The doctor didn’t quiet her, but continued the delivery, cutting the cord and handing the baby to the nurse.

“Don’t look, Christian!” his father shouted again, but his son couldn’t divert his gaze. The baby was pale blue, with tiny bulging eyes and translucent hands. She looked amphibian. Christian kept staring as the nurse wrapped her in a thin white blanket and tucked it over her face while the doctor delivered his mother’s placenta.

The nurse turned away from Helene to take the baby out of the room, but Helene reached out for her, almost falling off the metal delivery table.

“I want to hold her!” she screamed. “Take that blanket off her and give her to me!” She was kicking her legs hard and one of the Japanese-American women had to press her forearms against them to keep her from thrashing herself off the table.

The doctor and the nurse looked at each other and finally placed the dead blue baby on Helene’s almost bare chest, still wrapped in the blanket.
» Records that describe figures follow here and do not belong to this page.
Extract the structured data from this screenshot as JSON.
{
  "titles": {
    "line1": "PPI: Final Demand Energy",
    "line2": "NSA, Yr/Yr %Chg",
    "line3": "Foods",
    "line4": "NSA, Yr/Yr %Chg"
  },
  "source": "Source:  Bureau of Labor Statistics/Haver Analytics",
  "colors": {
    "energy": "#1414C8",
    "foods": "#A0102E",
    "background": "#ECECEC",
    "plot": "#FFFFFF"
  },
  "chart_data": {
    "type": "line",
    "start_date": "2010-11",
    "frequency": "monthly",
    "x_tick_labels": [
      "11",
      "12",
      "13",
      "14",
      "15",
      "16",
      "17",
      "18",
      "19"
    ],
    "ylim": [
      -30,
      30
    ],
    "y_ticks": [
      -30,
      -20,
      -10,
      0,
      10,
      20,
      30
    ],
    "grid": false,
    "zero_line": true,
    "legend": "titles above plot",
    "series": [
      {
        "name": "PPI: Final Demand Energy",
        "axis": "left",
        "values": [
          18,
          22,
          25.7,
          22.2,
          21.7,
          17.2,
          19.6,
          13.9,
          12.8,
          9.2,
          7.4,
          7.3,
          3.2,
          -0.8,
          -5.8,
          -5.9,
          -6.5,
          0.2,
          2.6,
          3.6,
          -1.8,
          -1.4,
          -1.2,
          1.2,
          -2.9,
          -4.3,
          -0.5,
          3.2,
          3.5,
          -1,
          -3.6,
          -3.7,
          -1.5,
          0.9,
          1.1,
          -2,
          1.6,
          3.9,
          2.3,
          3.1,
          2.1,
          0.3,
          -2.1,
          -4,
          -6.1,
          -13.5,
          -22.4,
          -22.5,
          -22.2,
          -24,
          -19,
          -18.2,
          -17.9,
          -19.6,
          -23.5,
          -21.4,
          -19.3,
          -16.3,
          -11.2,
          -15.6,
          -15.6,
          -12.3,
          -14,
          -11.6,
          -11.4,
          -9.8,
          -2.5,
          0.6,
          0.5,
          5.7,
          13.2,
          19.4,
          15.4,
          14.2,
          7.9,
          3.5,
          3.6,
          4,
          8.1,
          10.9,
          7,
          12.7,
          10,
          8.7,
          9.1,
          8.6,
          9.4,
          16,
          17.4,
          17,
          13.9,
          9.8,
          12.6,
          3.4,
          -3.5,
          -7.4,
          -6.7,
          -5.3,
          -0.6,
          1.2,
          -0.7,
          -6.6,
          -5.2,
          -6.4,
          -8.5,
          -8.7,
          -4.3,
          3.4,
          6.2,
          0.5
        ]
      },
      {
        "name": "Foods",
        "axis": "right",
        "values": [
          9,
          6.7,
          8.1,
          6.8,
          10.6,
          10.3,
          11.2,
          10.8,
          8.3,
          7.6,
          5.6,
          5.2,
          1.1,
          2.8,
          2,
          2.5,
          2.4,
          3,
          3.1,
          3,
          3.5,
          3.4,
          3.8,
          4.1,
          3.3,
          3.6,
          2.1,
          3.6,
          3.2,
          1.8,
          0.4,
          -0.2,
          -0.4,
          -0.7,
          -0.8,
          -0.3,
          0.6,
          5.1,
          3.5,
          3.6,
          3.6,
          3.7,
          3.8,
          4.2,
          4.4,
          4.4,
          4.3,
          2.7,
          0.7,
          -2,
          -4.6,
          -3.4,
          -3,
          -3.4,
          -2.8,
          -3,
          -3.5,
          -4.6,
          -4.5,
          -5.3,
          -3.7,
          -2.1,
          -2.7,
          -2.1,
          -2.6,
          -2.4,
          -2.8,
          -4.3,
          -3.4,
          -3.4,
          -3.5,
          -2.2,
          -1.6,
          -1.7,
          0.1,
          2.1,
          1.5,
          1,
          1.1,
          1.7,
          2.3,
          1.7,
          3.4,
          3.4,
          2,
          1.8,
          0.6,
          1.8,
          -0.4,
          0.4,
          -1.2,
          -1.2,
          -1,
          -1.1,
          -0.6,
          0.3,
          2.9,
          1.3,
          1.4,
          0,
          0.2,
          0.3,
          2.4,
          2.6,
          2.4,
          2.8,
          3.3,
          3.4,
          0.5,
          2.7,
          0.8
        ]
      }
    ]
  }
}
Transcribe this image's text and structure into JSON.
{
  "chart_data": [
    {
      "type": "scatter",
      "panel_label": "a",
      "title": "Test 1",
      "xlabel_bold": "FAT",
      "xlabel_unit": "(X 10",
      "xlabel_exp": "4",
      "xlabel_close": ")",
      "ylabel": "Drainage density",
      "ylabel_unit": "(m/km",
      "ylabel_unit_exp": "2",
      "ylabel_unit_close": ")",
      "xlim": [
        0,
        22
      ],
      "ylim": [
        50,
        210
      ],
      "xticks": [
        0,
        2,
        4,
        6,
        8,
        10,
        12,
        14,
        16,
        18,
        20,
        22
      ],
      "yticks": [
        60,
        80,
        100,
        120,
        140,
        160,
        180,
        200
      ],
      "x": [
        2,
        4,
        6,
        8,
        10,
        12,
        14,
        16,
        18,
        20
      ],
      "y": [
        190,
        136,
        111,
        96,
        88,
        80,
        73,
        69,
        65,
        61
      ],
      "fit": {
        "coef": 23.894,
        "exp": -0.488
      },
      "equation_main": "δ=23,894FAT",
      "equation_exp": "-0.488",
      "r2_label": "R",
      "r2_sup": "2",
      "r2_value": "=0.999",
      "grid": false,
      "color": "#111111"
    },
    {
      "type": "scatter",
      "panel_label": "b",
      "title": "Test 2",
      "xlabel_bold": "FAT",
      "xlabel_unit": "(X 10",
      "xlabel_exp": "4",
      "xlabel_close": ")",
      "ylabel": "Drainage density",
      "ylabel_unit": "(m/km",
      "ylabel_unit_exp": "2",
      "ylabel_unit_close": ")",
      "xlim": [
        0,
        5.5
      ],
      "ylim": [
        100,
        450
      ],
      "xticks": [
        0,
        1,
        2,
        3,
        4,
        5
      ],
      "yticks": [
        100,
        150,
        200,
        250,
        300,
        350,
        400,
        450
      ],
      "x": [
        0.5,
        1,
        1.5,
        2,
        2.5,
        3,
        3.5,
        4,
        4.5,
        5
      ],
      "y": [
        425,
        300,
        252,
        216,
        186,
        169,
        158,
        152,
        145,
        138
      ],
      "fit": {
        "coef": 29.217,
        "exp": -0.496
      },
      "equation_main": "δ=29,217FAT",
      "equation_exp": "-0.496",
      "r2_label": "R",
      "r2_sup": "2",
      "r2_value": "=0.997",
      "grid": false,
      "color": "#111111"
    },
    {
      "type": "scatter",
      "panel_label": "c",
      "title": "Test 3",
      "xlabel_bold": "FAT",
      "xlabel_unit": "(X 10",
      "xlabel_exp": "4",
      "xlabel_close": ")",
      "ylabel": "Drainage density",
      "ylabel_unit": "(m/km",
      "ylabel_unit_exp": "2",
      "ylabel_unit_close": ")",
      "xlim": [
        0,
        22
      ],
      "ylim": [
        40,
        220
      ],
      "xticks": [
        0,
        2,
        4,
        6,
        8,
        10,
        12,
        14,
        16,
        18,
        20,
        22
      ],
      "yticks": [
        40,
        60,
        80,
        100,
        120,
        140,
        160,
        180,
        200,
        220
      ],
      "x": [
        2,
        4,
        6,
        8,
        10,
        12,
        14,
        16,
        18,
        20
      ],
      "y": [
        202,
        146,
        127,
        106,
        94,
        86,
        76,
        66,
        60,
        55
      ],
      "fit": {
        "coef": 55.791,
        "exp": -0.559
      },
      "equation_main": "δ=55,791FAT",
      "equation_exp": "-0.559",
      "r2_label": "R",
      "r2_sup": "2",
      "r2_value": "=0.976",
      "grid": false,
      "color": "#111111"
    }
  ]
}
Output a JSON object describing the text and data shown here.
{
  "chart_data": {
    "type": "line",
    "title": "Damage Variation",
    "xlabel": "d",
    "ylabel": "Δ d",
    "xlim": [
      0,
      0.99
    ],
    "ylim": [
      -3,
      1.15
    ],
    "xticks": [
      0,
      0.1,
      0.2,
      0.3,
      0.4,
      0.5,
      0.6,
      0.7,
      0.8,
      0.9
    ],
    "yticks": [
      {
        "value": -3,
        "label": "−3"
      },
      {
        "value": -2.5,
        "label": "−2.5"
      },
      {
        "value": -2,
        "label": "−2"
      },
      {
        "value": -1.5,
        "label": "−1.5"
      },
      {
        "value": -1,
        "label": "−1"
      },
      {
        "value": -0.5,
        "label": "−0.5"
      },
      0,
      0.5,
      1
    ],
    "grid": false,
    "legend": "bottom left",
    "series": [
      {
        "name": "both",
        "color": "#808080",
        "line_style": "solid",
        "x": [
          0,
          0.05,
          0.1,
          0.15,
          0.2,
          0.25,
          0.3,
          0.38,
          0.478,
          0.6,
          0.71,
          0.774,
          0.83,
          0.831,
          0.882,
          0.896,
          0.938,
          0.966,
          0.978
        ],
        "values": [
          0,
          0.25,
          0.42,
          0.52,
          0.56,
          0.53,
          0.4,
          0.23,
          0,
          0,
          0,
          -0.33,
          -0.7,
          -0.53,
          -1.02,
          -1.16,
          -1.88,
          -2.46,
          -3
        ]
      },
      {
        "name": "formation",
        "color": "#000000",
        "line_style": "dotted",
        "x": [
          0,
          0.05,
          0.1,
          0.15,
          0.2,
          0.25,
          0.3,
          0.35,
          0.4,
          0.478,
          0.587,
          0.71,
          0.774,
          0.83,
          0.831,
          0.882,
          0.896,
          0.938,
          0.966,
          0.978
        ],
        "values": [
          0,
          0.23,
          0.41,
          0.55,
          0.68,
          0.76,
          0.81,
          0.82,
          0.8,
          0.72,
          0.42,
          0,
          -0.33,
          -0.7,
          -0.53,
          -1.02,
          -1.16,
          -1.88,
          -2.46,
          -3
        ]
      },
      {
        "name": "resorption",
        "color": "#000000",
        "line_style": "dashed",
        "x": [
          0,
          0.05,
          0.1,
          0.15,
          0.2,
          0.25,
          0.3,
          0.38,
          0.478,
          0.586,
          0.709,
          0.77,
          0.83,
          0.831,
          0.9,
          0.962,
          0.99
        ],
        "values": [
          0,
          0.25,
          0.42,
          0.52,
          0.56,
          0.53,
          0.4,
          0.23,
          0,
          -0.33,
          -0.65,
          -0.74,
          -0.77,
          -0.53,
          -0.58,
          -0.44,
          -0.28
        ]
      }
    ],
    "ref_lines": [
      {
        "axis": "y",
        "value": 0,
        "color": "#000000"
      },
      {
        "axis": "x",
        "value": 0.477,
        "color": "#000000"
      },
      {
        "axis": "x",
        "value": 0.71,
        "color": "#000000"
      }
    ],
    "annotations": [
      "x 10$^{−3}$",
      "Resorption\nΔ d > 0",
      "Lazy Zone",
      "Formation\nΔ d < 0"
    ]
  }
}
Helene unwrapped it and held the little girl tight against her, but the baby’s head flopped to the side, her limbs hanging unnaturally, covered in thick vernix.

Helene started to sob loudly and lose her grip on the baby. But she fought off the nurse’s attempt to take her.

“I want to hold her, and I want to name her!” she shouted. “And I don’t want her buried in this desert hell!”

Christian closed his eyes, stunned, and saw the baby’s dead eyes, gray as stones, following him around the room. He imagined her pale face that would never smile, her cold cheeks that would never be kissed.

“Christian. I mean it,” said his father, moving to his mother’s side. “Get out of this room. Let me be alone with your mother. Right now.”

Christian turned and walked out. He didn’t head to the chair at the front of the office as he should have. Instead, he just stood in front of the closed door picturing the baby’s tiny dead face.

He could still hear his mother sobbing, and he instinctively moved to go back inside.

“Why don’t you wait a bit?” he heard a voice say quietly from behind him. Surprised by the British accent, he spun around to see a young Japanese woman in a white uniform. She was holding a pile of folded bedsheets. “It’s your mother in there?” she asked.